Toussaint : A Lyon, la vie reprend dans les cimetières et ce sont les animaux qui repeuplent les allées
TOUSSAINT•La ville de Lyon a banni les produits phytosanitaires de ses cimetières pour recréer de la biodiversitéCaroline Girardon
L'essentiel
- Le cimetière de Loyasse à Lyon a été le premier à devenir un refuge pour la faune.
- Depuis 2016, la ville a banni l’usage de produits phytosanitaires dans ses cimetières, installé des nichoirs et recrée des mares pour favoriser la biodiversité.
- Résultat : en deux ans, les espèces animales se sont multipliées et la végétation ne s’en jamais aussi bien portée.
Dans les allées verdoyantes du cimetière de Loyasse, le plus ancien cimetière en activité de Lyon, la vie a repris son cours. Dès que la lune scintille, le chant de la chouette hulotte rompt le silence sans parvenir à troubler le sommeil des défunts, plongés dans un repos éternel. Pas plus que les coassements des grenouilles vertes s’ébrouant dans la mare.
Depuis deux ans, la faune a repris ses droits et la biodiversité prospère derrière les murs du « Père-Lachaise lyonnais ». Le site a été labellisé Refuge LPO (Ligue de protection des oiseaux) et cela a tout changé. Suivant les recommandations de l’association, la ville de Lyon a été l’une des premières à bannir les produits phytosanitaires de son cimetière. Elle a installé des nichoirs et des hôtels à insectes, a recréé des petites mares. « Il n’y a pas de gîte sans couvert. Les prédateurs ne sont jamais loin de leur nourriture », glisse Fabien Dubois, chargé de mission à la LPO. Ce sont eux qui « nettoient » désormais les allées et protègent les arbres.
« Revenir à l’équilibre naturel relève du bon sens »
« Ce n’est pas en gazant à tout va que l’on va éradiquer des espèces nuisibles », appuie Alain Giordano, adjoint en charge de l’écologie urbaine, intimement persuadé que les « problèmes naturels ne peuvent se régler que par une réponse naturelle ». « Les mésanges charbonnières mangent 1.500 insectes par jour. Leur dessert favori reste les chenilles processionnaires. Résultat : les pins du cimetière se portent bien mieux car ils n’ont quasiment plus de chenille sur leurs écorces », constate-t-il. « Il n’y a de fait plus besoin d’avoir recours aux entreprises pour sous-traiter le problème. C’est un gain d’argent et revenir à l’équilibre naturel relève du bon sens », abonde Fabien Dubois.

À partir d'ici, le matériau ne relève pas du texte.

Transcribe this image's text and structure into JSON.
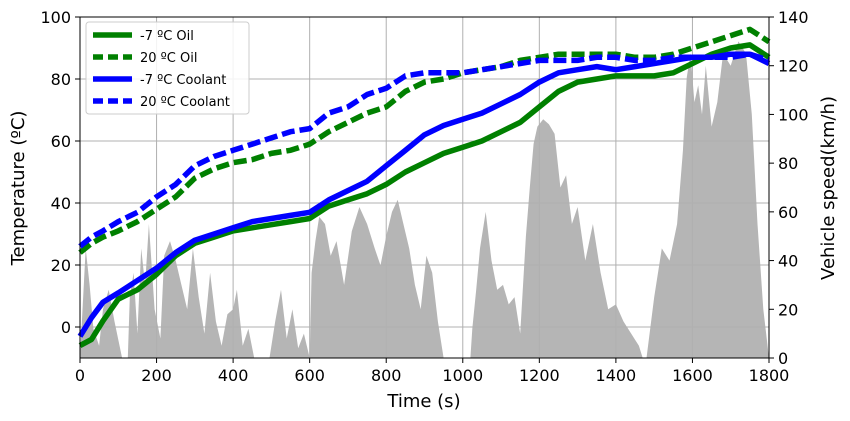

Depuis deux ans, les herbes poussent de façon plus anarchique, les prairies sont un peu folles, les tondeuses ont été rangées au garage. Les voix se sont parfois élevées pour dénoncer ce retour à la nature sauvage. Pas de quoi perturber le travail de la LPO : « On a pu entendre que cela était un manque de respect pour les défunts. Mais l’usage des pesticides est-il davantage respectueux ? », s’interroge Fabien Dubois, constant que le temps des « cimetières minéraux » est peut-être révolu à Lyon. Celui de la Guillotière a embrayé le pas. Ceux de la Croix-Rousse et de Saint-Rambert vont également suivre. Les résultats observés à Loyasse ont rapidement convaincu la ville d’adopter la même démarche dans ses autres cimetières.

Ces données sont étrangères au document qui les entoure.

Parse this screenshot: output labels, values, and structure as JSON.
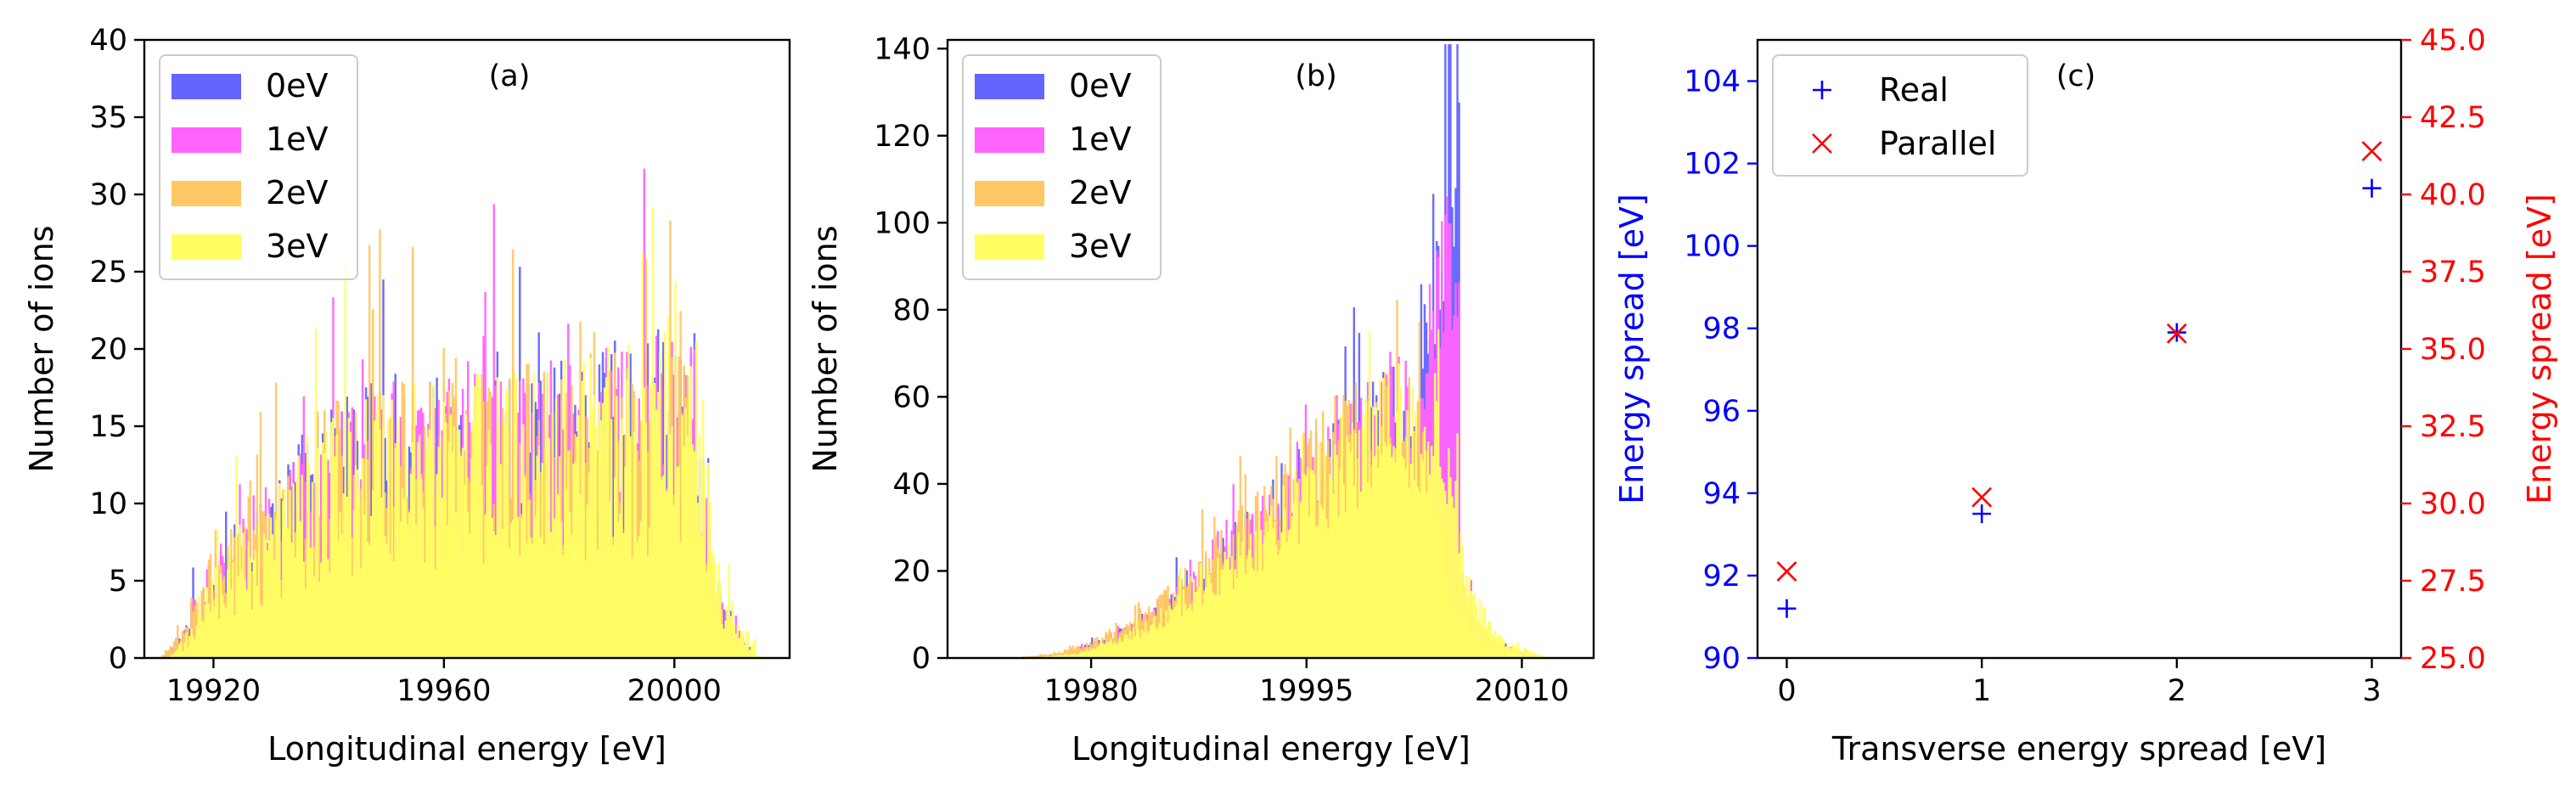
{
  "chart_data": [
    {
      "type": "bar",
      "panel_label": "(a)",
      "xlabel": "Longitudinal energy [eV]",
      "ylabel": "Number of ions",
      "xlim": [
        19908,
        20020
      ],
      "ylim": [
        0,
        40
      ],
      "xticks": [
        19920,
        19960,
        20000
      ],
      "yticks": [
        0,
        5,
        10,
        15,
        20,
        25,
        30,
        35,
        40
      ],
      "legend_position": "upper-left",
      "series": [
        {
          "name": "0eV",
          "color": "#6464ff"
        },
        {
          "name": "1eV",
          "color": "#ff64ff"
        },
        {
          "name": "2eV",
          "color": "#ffc864"
        },
        {
          "name": "3eV",
          "color": "#ffff64"
        }
      ],
      "profile": {
        "x": [
          19911,
          19914,
          19917,
          19920,
          19924,
          19929,
          19933,
          19938,
          19945,
          19960,
          19975,
          19990,
          19998,
          20003,
          20005,
          20006,
          20008,
          20012,
          20014
        ],
        "y": [
          0,
          1,
          3,
          5,
          6,
          7,
          9,
          11,
          12,
          12.5,
          13,
          14,
          15,
          14,
          9,
          5,
          3,
          1,
          0
        ]
      }
    },
    {
      "type": "bar",
      "panel_label": "(b)",
      "xlabel": "Longitudinal energy [eV]",
      "ylabel": "Number of ions",
      "xlim": [
        19970,
        20015
      ],
      "ylim": [
        0,
        142
      ],
      "xticks": [
        19980,
        19995,
        20010
      ],
      "yticks": [
        0,
        20,
        40,
        60,
        80,
        100,
        120,
        140
      ],
      "legend_position": "upper-left",
      "series": [
        {
          "name": "0eV",
          "color": "#6464ff"
        },
        {
          "name": "1eV",
          "color": "#ff64ff"
        },
        {
          "name": "2eV",
          "color": "#ffc864"
        },
        {
          "name": "3eV",
          "color": "#ffff64"
        }
      ],
      "profile": {
        "x": [
          19975,
          19978,
          19980,
          19983,
          19986,
          19989,
          19992,
          19995,
          19998,
          20001,
          20003,
          20004,
          20005,
          20006,
          20007,
          20008,
          20010,
          20011
        ],
        "y": [
          0,
          1,
          3,
          7,
          14,
          22,
          31,
          40,
          50,
          56,
          52,
          40,
          22,
          12,
          6,
          3,
          1,
          0
        ]
      },
      "spike": {
        "x_start": 20003.0,
        "x_end": 20005.6,
        "peak_x": 20005.0,
        "peak_y": 134
      }
    },
    {
      "type": "scatter",
      "panel_label": "(c)",
      "xlabel": "Transverse energy spread [eV]",
      "ylabel_left": "Energy spread [eV]",
      "ylabel_right": "Energy spread [eV]",
      "xlim": [
        -0.15,
        3.15
      ],
      "ylim_left": [
        90,
        105
      ],
      "ylim_right": [
        25,
        45
      ],
      "xticks": [
        0,
        1,
        2,
        3
      ],
      "yticks_left": [
        90,
        92,
        94,
        96,
        98,
        100,
        102,
        104
      ],
      "yticks_right": [
        "25.0",
        "27.5",
        "30.0",
        "32.5",
        "35.0",
        "37.5",
        "40.0",
        "42.5",
        "45.0"
      ],
      "legend_position": "upper-left",
      "series": [
        {
          "name": "Real",
          "marker": "+",
          "color": "#0000ff",
          "axis": "left",
          "x": [
            0,
            1,
            2,
            3
          ],
          "y": [
            91.2,
            93.5,
            97.9,
            101.4
          ]
        },
        {
          "name": "Parallel",
          "marker": "x",
          "color": "#ff0000",
          "axis": "right",
          "x": [
            0,
            1,
            2,
            3
          ],
          "y": [
            27.8,
            30.2,
            35.5,
            41.4
          ]
        }
      ]
    }
  ]
}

Les hérissons, terreurs des limaces
« Chez les oiseaux, le nombre de couples a considérablement augmenté en 2018. Vingt-cinq se sont reproduits sur le site et on a assisté à une sorte de baby-boom », note Fabien Dubois. Ils ne sont pas les seuls. « La population des hérissons a été multipliée par huit en deux ans », ajoute Alain Giordano… Et celle des limaces a été décimée en un rien de temps.
28 espèces avaient été répertoriées dans le cimetière en 2016 au lancement de l’expérimentation. En 2018, elles étaient 54 espèces. Les libellules sont revenues coloniser l’espace. Le lérot, petit loir inscrit sur la liste rouge des espèces menacées, a également élu domicile près des tombes du cimetière. Tout comme les écureuils roux, les mulots sylvestres, les fouines, les chauves-souris. Sans oublier toutes sortes d’oiseaux comme les roitelets triples, le milan royal ou la grive musicienne.
La vie animale a donc repris son cours à moindre coût. « Pour Loyasse, ce sont 17.000 euros débloqués sur trois ans », conclut Alain Giordano qui espère pouvoir étendre le concept de label LPO aux résidences voisines des cimetières.